I know that the .data attribute of tensors has been deprecated (when Variable got merged into Tensor) and I also know its use is discouraged because it causes problems with gradient computation. However, I still come across old code bases that use it extensively. In initial phases of my short-term projects, I do not want to update a bunch of deprecated uses if they are harmless to the logical flow and effect of the code.

In short

When is it ok to leave tensor.data in old code? Can we understand the OK and dangerous uses?

What I know is bad: Let’s say we are building a computation graph with the ultimate goal of computing the gradient of loss with respect to weights. Assigning values directly to the data attribute in any computations on tensors in the path to loss will not be directly tracked. This could lead to incorrect derivatives of loss wrt weights.

What I’m not sure about: If we just use tensor.data on the RIGHT HAND SIDE of a computation that does NOT lead to the desired output (loss) in the computation graph, this should be fine, right? In this case, .data will not track the gradient, and the computation does not lead to a gradient we care about anyway. For example, say I want to compute the norm of all my weight matrices and write them to disk for analysis later on.
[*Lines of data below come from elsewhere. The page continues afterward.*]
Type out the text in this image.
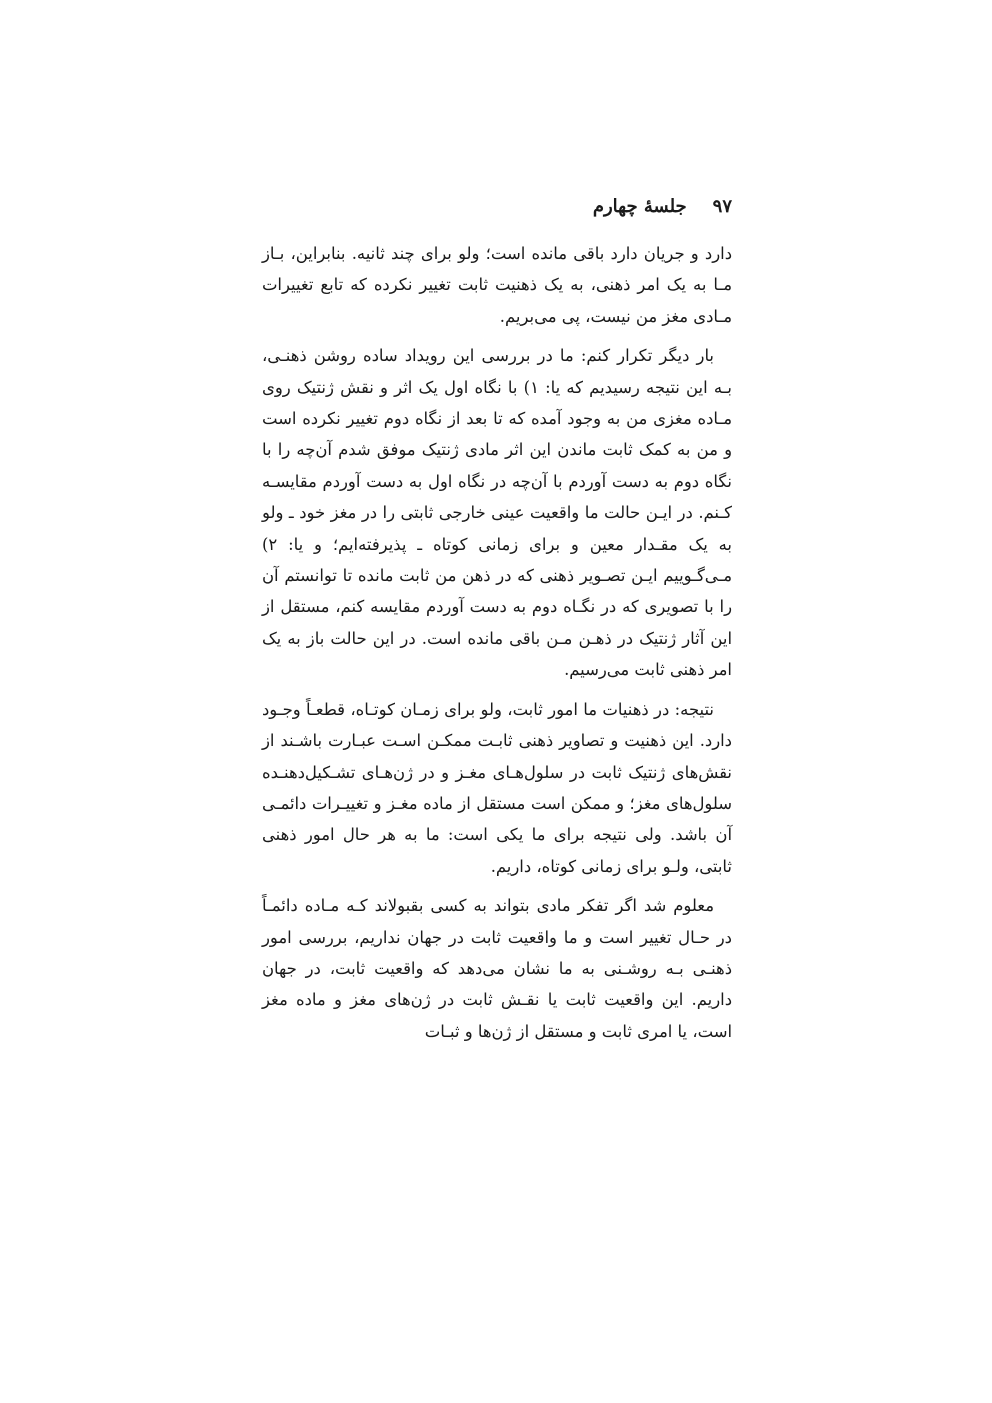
جلسهٔ چهارم ۹۷

دارد و جریان دارد باقی مانده است؛ ولو برای چند ثانیه. بنابراین، بـاز مـا به یک امر ذهنی، به یک ذهنیت ثابت تغییر نکرده که تابع تغییرات مـادی مغز من نیست، پی می‌بریم.

بار دیگر تکرار کنم: ما در بررسی این رویداد ساده روشن ذهنـی، بـه این نتیجه رسیدیم که یا: ۱) با نگاه اول یک اثر و نقش ژنتیک روی مـاده مغزی من به وجود آمده که تا بعد از نگاه دوم تغییر نکرده است و من به کمک ثابت ماندن این اثر مادی ژنتیک موفق شدم آن‌چه را با نگاه دوم به دست آوردم با آن‌چه در نگاه اول به دست آوردم مقایسـه کـنم. در ایـن حالت ما واقعیت عینی خارجی ثابتی را در مغز خود ـ ولو به یک مقـدار معین و برای زمانی کوتاه ـ پذیرفته‌ایم؛ و یا: ۲) مـی‌گـوییم ایـن تصـویر ذهنی که در ذهن من ثابت مانده تا توانستم آن را با تصویری که در نگـاه دوم به دست آوردم مقایسه کنم، مستقل از این آثار ژنتیک در ذهـن مـن باقی مانده است. در این حالت باز به یک امر ذهنی ثابت می‌رسیم.

نتیجه: در ذهنیات ما امور ثابت، ولو برای زمـان کوتـاه، قطعـاً وجـود دارد. این ذهنیت و تصاویر ذهنی ثابـت ممکـن اسـت عبـارت باشـند از نقش‌های ژنتیک ثابت در سلول‌هـای مغـز و در ژن‌هـای تشـکیل‌دهنـده سلول‌های مغز؛ و ممکن است مستقل از ماده مغـز و تغییـرات دائمـی آن باشد. ولی نتیجه برای ما یکی است: ما به هر حال امور ذهنی ثابتی، ولـو برای زمانی کوتاه، داریم.

معلوم شد اگر تفکر مادی بتواند به کسی بقبولاند کـه مـاده دائمـاً در حـال تغییر است و ما واقعیت ثابت در جهان نداریم، بررسی امور ذهنـی بـه روشـنی به ما نشان می‌دهد که واقعیت ثابت، در جهان داریم. این واقعیت ثابت یا نقـش ثابت در ژن‌های مغز و ماده مغز است، یا امری ثابت و مستقل از ژن‌ها و ثبـات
I could do norm(model.layer.weight.data), right? Same goes for simply tracking the loss: you could in principle do print(loss.data) without causing harm.
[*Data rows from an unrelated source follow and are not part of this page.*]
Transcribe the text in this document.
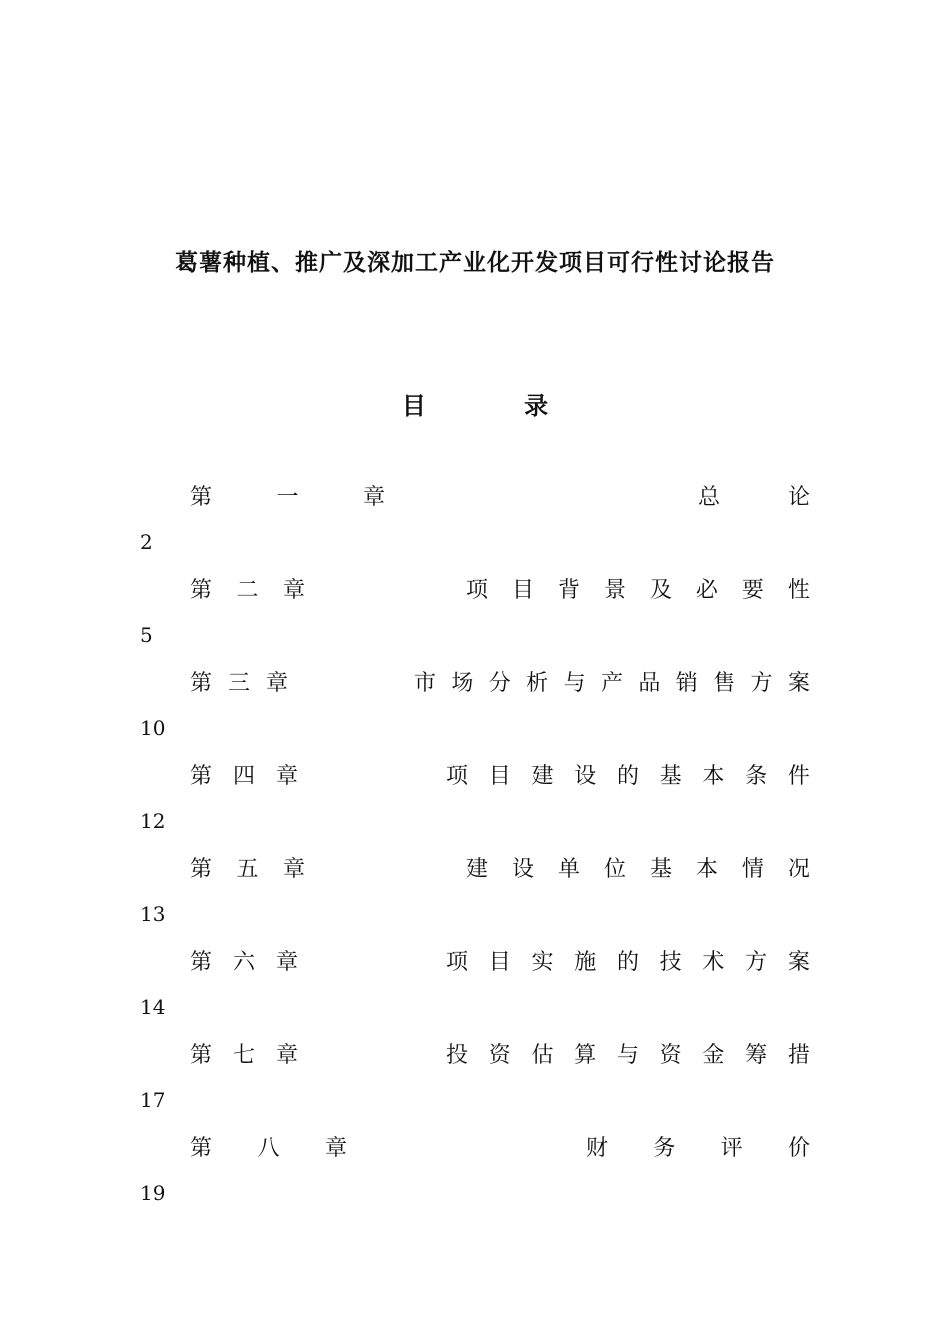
葛薯种植、推广及深加工产业化开发项目可行性讨论报告
目 录
第	一	章	总	论
2
第 二 章	项 目 背 景 及 必 要 性
5
第 三 章	市 场 分 析 与 产 品 销 售 方 案
10
第 四 章	项 目 建 设 的 基 本 条 件
12
第 五 章	建 设 单 位 基 本 情 况
13
第 六 章	项 目 实 施 的 技 术 方 案
14
第 七 章	投 资 估 算 与 资 金 筹 措
17
第 八 章	财 务 评 价
19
I know that it would be better to use .detach() here, but would it be dangerous or lead to unintended consequences to use .data here?

What else? Are there other dangers of .data to be aware of?

Thank you

charan_Vjy · April 6, 2020, 4:01am

You seem to have covered the pitfalls of using .data quite well. Rule of thumb, make sure variables needed for gradient computation do not use the .data method. The simplest way to ensure is this is to convert .data and .detach and see if it throws an error. Another way to avoid incorrect gradient computation would be to comment out the .data call and see if the ouputs after few epochs are the same. PyTorch 0.4.0 Migration Guide | PyTorch highlights the problem of using .data with an example.
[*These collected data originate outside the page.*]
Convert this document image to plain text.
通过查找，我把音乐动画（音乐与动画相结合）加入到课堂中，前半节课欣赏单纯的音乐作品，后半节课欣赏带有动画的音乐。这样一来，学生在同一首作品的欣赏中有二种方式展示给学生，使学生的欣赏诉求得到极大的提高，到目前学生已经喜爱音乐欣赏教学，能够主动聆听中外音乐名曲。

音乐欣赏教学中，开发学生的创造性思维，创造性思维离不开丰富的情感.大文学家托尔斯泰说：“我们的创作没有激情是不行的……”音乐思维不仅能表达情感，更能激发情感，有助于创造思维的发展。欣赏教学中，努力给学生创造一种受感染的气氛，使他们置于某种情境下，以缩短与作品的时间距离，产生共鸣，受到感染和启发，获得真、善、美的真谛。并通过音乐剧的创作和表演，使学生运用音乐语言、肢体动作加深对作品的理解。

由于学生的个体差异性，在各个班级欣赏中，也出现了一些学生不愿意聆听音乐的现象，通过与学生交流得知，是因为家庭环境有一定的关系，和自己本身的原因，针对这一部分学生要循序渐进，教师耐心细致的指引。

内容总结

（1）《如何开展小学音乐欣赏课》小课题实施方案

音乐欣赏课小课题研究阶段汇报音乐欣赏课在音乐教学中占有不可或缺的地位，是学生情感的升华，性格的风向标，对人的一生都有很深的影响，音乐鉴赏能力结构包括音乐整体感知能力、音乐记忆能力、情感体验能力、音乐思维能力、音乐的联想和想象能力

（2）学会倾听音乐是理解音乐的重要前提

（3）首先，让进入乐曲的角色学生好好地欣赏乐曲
Are there other dangers of .data to be aware of?

None that I know off.

albanD · April 6, 2020, 3:32pm

would it be dangerous or lead to unintended consequences to use .data here?

Another major difference between .data and .detach() that you don’t mention here is inplace correctness.
Basically, when we save Tensors because their value is needed to compute the gradients, we have special logic that make sure that it wasn’t modified inplace between the moment where it was saved and the moment where we try to use the value.
.data will break these checks. So even if you use .data on the right hand side of some op that is not used to compute the loss. If you later modify that Tensor inplace and that Tensor was needed for backward, you can end up with wrong gradients because the saved value was changed but the .data hide it from the inplace detection code.